16 de abril de 2016

Opinião Histórica: "Uma Noite para se Entregar" de Tessa Dare



Adoro a capa e a sinopse apesar de ser tipo testamento também me pareceu bem. De qualquer forma a razão principal para o adquirir e começar a ler foi mais pelo meu amor pelos romances históricos. Desta vez acho que me saiu um pouco o tiro pela culatra.
Gostei da ideia de uma aldeia refúgio para jovens mulheres excluídas da sociedade, porque mostrou que elas podem ter um sitio fora da pressão do resto do mundo. Acho que esta foi uma boa base para toda a história, mas mesmo assim imaginei que seria desenvolvida de maneira diferente e até mais cativante.
Não sou fã da escrita desta autora e este livro só provou que não vale a pena insistir mais. Acho que ela se perde muito nos pormenores e não sinto grande atracção entre as principais personagens, e isso notou-se bastante na primeira vez que fizeram amor.
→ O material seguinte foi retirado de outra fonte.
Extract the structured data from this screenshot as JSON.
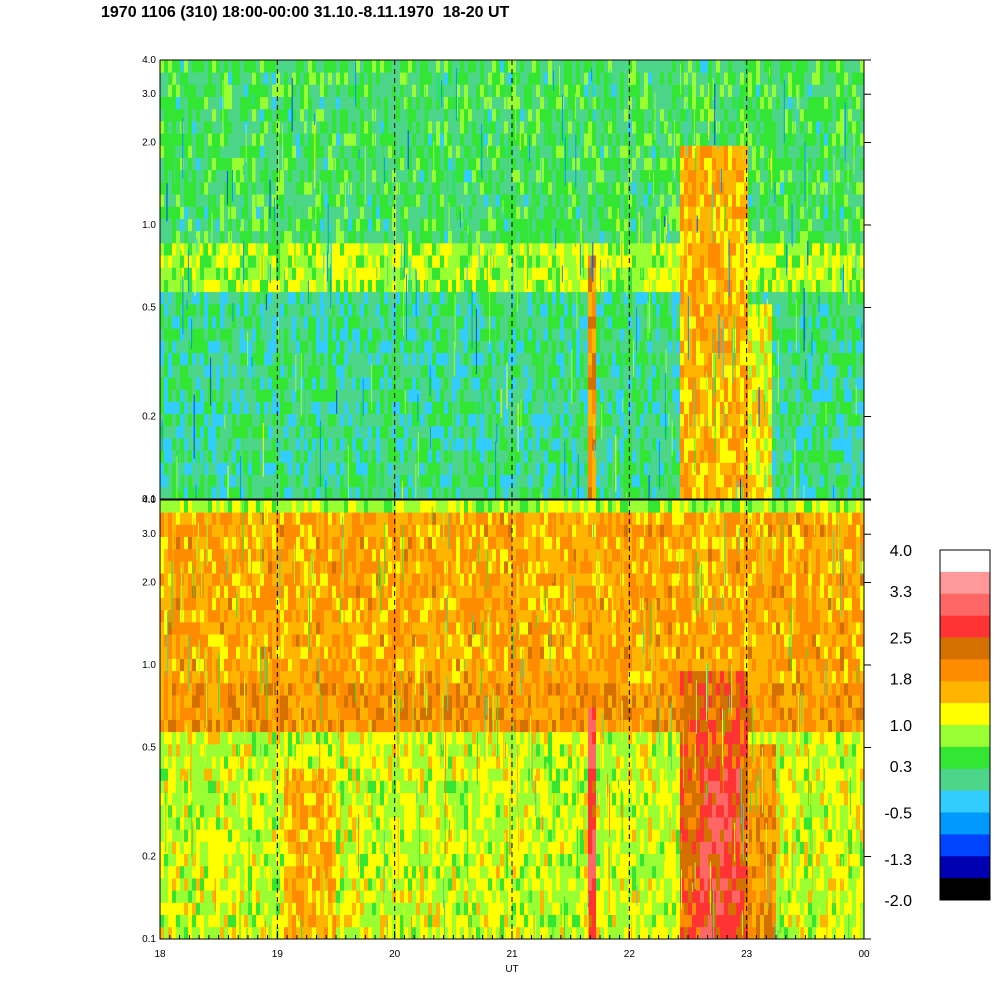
{
  "chart_data": {
    "type": "heatmap",
    "title": "1970 1106 (310) 18:00-00:00 31.10.-8.11.1970  18-20 UT",
    "xlabel": "UT",
    "x_ticks": [
      "18",
      "19",
      "20",
      "21",
      "22",
      "23",
      "00"
    ],
    "x_range_hours": [
      18,
      24
    ],
    "y_scale": "log",
    "y_ticks": [
      "0.1",
      "0.2",
      "0.5",
      "1.0",
      "2.0",
      "3.0",
      "4.0"
    ],
    "y_tick_values": [
      0.1,
      0.2,
      0.5,
      1.0,
      2.0,
      3.0,
      4.0
    ],
    "ylim": [
      0.1,
      4.0
    ],
    "dashed_vertical_lines_ut": [
      19,
      20,
      21,
      22,
      23
    ],
    "panels": [
      {
        "name": "upper",
        "bands": [
          {
            "f_range": [
              0.1,
              0.58
            ],
            "level": 0.1
          },
          {
            "f_range": [
              0.58,
              0.82
            ],
            "level": 0.9
          },
          {
            "f_range": [
              0.82,
              4.0
            ],
            "level": 0.3
          }
        ],
        "events": [
          {
            "t_range": [
              21.65,
              21.72
            ],
            "f_range": [
              0.1,
              0.8
            ],
            "level": 1.9
          },
          {
            "t_range": [
              22.43,
              23.0
            ],
            "f_range": [
              0.1,
              2.0
            ],
            "level": 1.6
          },
          {
            "t_range": [
              23.0,
              23.2
            ],
            "f_range": [
              0.1,
              0.5
            ],
            "level": 1.2
          }
        ]
      },
      {
        "name": "lower",
        "bands": [
          {
            "f_range": [
              0.1,
              0.55
            ],
            "level": 1.0
          },
          {
            "f_range": [
              0.55,
              0.85
            ],
            "level": 1.9
          },
          {
            "f_range": [
              0.85,
              3.5
            ],
            "level": 1.7
          },
          {
            "f_range": [
              3.5,
              4.0
            ],
            "level": 0.9
          }
        ],
        "events": [
          {
            "t_range": [
              19.05,
              19.5
            ],
            "f_range": [
              0.1,
              0.4
            ],
            "level": 1.6
          },
          {
            "t_range": [
              21.65,
              21.72
            ],
            "f_range": [
              0.1,
              0.7
            ],
            "level": 2.8
          },
          {
            "t_range": [
              22.43,
              23.0
            ],
            "f_range": [
              0.1,
              1.0
            ],
            "level": 2.4
          },
          {
            "t_range": [
              22.6,
              22.95
            ],
            "f_range": [
              0.1,
              0.4
            ],
            "level": 2.8
          },
          {
            "t_range": [
              23.0,
              23.25
            ],
            "f_range": [
              0.1,
              0.5
            ],
            "level": 1.9
          }
        ]
      }
    ],
    "colorbar": {
      "labels": [
        "4.0",
        "3.3",
        "2.5",
        "1.8",
        "1.0",
        "0.3",
        "-0.5",
        "-1.3",
        "-2.0"
      ],
      "label_values": [
        4.0,
        3.3,
        2.5,
        1.8,
        1.0,
        0.3,
        -0.5,
        -1.3,
        -2.0
      ],
      "colors_top_to_bottom": [
        "#ffffff",
        "#ff9999",
        "#ff6666",
        "#ff3333",
        "#d47000",
        "#ff8c00",
        "#ffb400",
        "#ffff00",
        "#99ff33",
        "#33e633",
        "#4dd68a",
        "#33ccff",
        "#0099ff",
        "#0044ff",
        "#0000b3",
        "#000000"
      ]
    }
  }
}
Há ali uma certa faisca, mas não há aquele "não me consigo afastar" ou o vicio daquelas paixões de amor à primeira vista. Deve ser por estar viciada nas descrições de Abbi Glines, e acho que mesmo que todas as autoras deviam aprender com esta escritora neste tipo de relatos destes momentos que nos agarram com toda a tensão sexual e atracção.
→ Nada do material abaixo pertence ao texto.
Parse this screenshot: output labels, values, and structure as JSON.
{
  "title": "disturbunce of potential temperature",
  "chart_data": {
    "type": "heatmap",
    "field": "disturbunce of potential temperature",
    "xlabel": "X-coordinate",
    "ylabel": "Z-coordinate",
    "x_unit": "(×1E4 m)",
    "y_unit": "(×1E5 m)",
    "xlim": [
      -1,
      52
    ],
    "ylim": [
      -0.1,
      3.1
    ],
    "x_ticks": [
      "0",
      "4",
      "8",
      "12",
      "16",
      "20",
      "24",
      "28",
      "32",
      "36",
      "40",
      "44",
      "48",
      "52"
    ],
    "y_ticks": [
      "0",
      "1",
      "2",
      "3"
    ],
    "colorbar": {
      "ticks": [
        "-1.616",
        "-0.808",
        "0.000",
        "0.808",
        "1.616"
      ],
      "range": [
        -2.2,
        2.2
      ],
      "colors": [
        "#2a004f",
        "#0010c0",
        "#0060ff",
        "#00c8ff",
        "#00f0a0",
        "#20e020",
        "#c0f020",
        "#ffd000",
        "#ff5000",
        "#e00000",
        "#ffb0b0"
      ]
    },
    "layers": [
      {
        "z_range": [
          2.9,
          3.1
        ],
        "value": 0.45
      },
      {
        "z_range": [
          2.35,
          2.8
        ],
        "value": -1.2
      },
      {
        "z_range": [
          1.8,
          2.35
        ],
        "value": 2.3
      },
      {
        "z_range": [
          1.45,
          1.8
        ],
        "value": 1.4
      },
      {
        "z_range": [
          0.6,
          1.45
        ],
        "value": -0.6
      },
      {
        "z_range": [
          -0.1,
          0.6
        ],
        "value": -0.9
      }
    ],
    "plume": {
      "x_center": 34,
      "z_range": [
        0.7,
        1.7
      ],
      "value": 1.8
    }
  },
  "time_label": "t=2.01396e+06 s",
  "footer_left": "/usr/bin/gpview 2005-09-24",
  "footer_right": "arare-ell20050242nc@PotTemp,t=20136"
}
Nesta história até temos outros elementos como o intelecto de ambos ser tão parecido e por isso Tessa Dare tinha tudo para ter uma dupla explosão de sentimentos, mas não soube transpor para fora do papel/ecrã nenhuma dessas emoções.
Em relação à história em si, não me pareceu muito fluída. Pareceu-me algo forçada, principalmente na parte do banho das mulheres, porque o diálogo deles não se adaptou minimamente aos acontecimentos seguintes.
Não sei explicar melhor, só sei que não me convenceu nem esta cena nem outras que se seguiram.
O pai de Susanna mostrou-se uma surpresa. Ele parecia de facto muito quieto e ausente, mas quando ele interferiu com a história contribuiu com alguma emoção, nem que tenha sido quase arrancada da personagem feminina.
Em relação a Bram, outra personagem que falhou redondamente. Gostei da história dele, mas em relação ao Presente não acho que ele tenha qualquer autoridade e sex appeal muito menos. Até achei mais interessantes os amigos que ele próprio, o que é mau já que ele é supostamente o principal.
O mais provável é não continuar com esta colecção e confesso que nem sequer tentei ler as seguintes sinopses. Fiquei com uma certa esperança de se desenvolver uma paixão entre a menina Taylor e um dos soldados de Bram, mas acho que prefiro ficar na expectativa.
Para quem gosta até dos romances históricos mais "ocos" este definitivamente não correspondeu às minhas expectativas.

Spindle Cove é o destino de certos tipos de jovens mulheres: bem-nascidas, delicadas, tímidas, que não se adaptaram ao casamento ou que se desencantaram com ele, ou então as que se encantaram demais com o homem errado. Susanna Finch, a linda e extremamente inteligente filha única do Conselheiro Real, Sir Lewis Finch, é a anfitriã da vila. Ela lidera as jovens que lá vivem, defendendo-as com unhas e dentes, pois tem o compromisso de transformá-las em grandes mulheres descobrindo e desenvolvendo seus talentos. O lugar é bastante pacato, até o dia em que chega o tenente-coronel do Exército Britânico, Victor Bramwell. O forte homem viu sua vida despedaçar-se quando uma bala de chumbo atravessou seu joelho enquanto defendia a Inglaterra na guerra contra Napoleão. Como sabe que Sir Lewis Finch é o único que pode devolver seu comando, vai pedir sua ajuda. Porém, em vez disso, ganha um título não solicitado de lorde, um castelo que não queria, e a missão de reunir doze homens da região, equipá-los, armá-los e treiná-los para estabelecer uma milícia respeitável.
Susanna não quer aquele homem invadindo sua tranquila vida, mas Bramwell não está disposto a desistir de conseguir o que deseja. Então os dois se preparam para se enfrentar e iniciar uma intensa batalha! O que ambos não imaginam é que a mesma força que os repele pode se transformar em uma atração incontrolável.